Does compiling to Markdown mean bold and italics are transformed?

What it says on the title. A friend of mine and I will be using Scrivener to co-write (we use Discord as a communication/sharing platform), and this just struck me. I wonder if anyone has an answer.

Yes, it does compile to Markdown formatting.

Make sure that

checked

is checked, though.

1 Like

I’ll check my compile settings. Thanks.

1 Like

A much better, but slightly more convoluted way to do this:

  1. Make a strong and emphasis character styles.
  2. Bind them to ⌘b and ⌘i so they are applied easily.
  3. In compile you use the style to prefix / suffix strong and emphasis markdown.

This is better because you are using semantic markup (separation of content and style), and it means you can utilise other markdown without problems down the road


3 Likes

Good advice, and also remap bold and italic to something else.

I never figured out why, but if I don’t, sometimes the style gets applied, other times just italic. Almost as if something is competing for this shortcut that’s not obvious from the menus.

1 Like

This is kind of scary because IDK if it messes with other shortcuts in different apps.

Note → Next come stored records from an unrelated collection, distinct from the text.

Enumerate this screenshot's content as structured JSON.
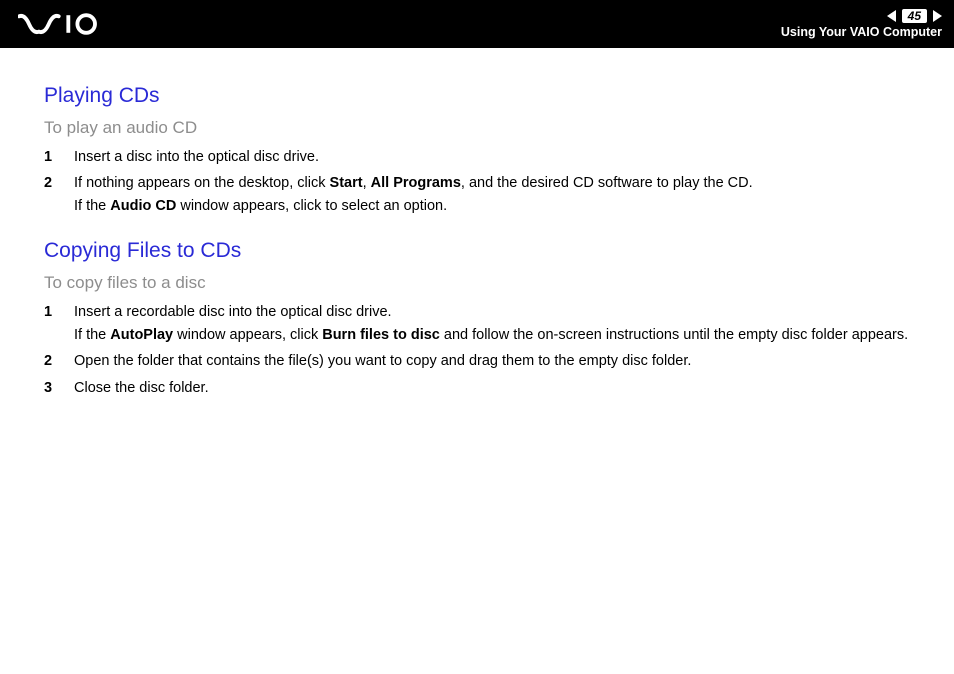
{
  "header": {
    "page_number": "45",
    "subtitle": "Using Your VAIO Computer"
  },
  "section1": {
    "title": "Playing CDs",
    "subtitle": "To play an audio CD",
    "step1": "Insert a disc into the optical disc drive.",
    "step2_a": "If nothing appears on the desktop, click ",
    "step2_b1": "Start",
    "step2_c": ", ",
    "step2_b2": "All Programs",
    "step2_d": ", and the desired CD software to play the CD.",
    "step2_e": "If the ",
    "step2_b3": "Audio CD",
    "step2_f": " window appears, click to select an option."
  },
  "section2": {
    "title": "Copying Files to CDs",
    "subtitle": "To copy files to a disc",
    "step1_a": "Insert a recordable disc into the optical disc drive.",
    "step1_b": "If the ",
    "step1_bold1": "AutoPlay",
    "step1_c": " window appears, click ",
    "step1_bold2": "Burn files to disc",
    "step1_d": " and follow the on-screen instructions until the empty disc folder appears.",
    "step2": "Open the folder that contains the file(s) you want to copy and drag them to the empty disc folder.",
    "step3": "Close the disc folder."
  }
}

The shortcuts are app-specific (unless you add them under “all apps”, which would be less helpful).

1 Like

I should explain I’m on Windows too.

They are even more app-specific on Windows, where Scrivener manages them directly (see “B.7 Keyboard” in the manual).

2 Likes

Oh, so you can create your own shortcuts?

Kind of.

Limitations
At this time, not all of the menu commands have been supplied to you in this list. Adding entries to this list requires individual care, and the list of commands you can customise will continue to grow in future updates.

At least they won’t affect other programs, so either it works or not, but nothing to be afraid of.

2 Likes

I see. Thanks.

So how would I go about making styles?

1 Like

There should be an “Emphasis” style available by default (I hope), try to assign a custom shortcut to that first. That’s where I would start.

2 Likes

For markdown workflows, styles really make the differences, so I definitely would go through the manual in detail. My Windows user manual is a bit old but Section 17 is a great read and 17.4.3 in particular to understand:

Scrivener’s style feature has been carefully designed to not only provide a traditional look and feel for those coming from word processors, but a powerful platform for defining ad hoc semantic types into the editor and then exporting those types into meaningful plain-text variants in the compile phase. The heavy lifting is entirely done in the compiler, leaving the particular style system itself largely to the domain of aesthetics, while writing.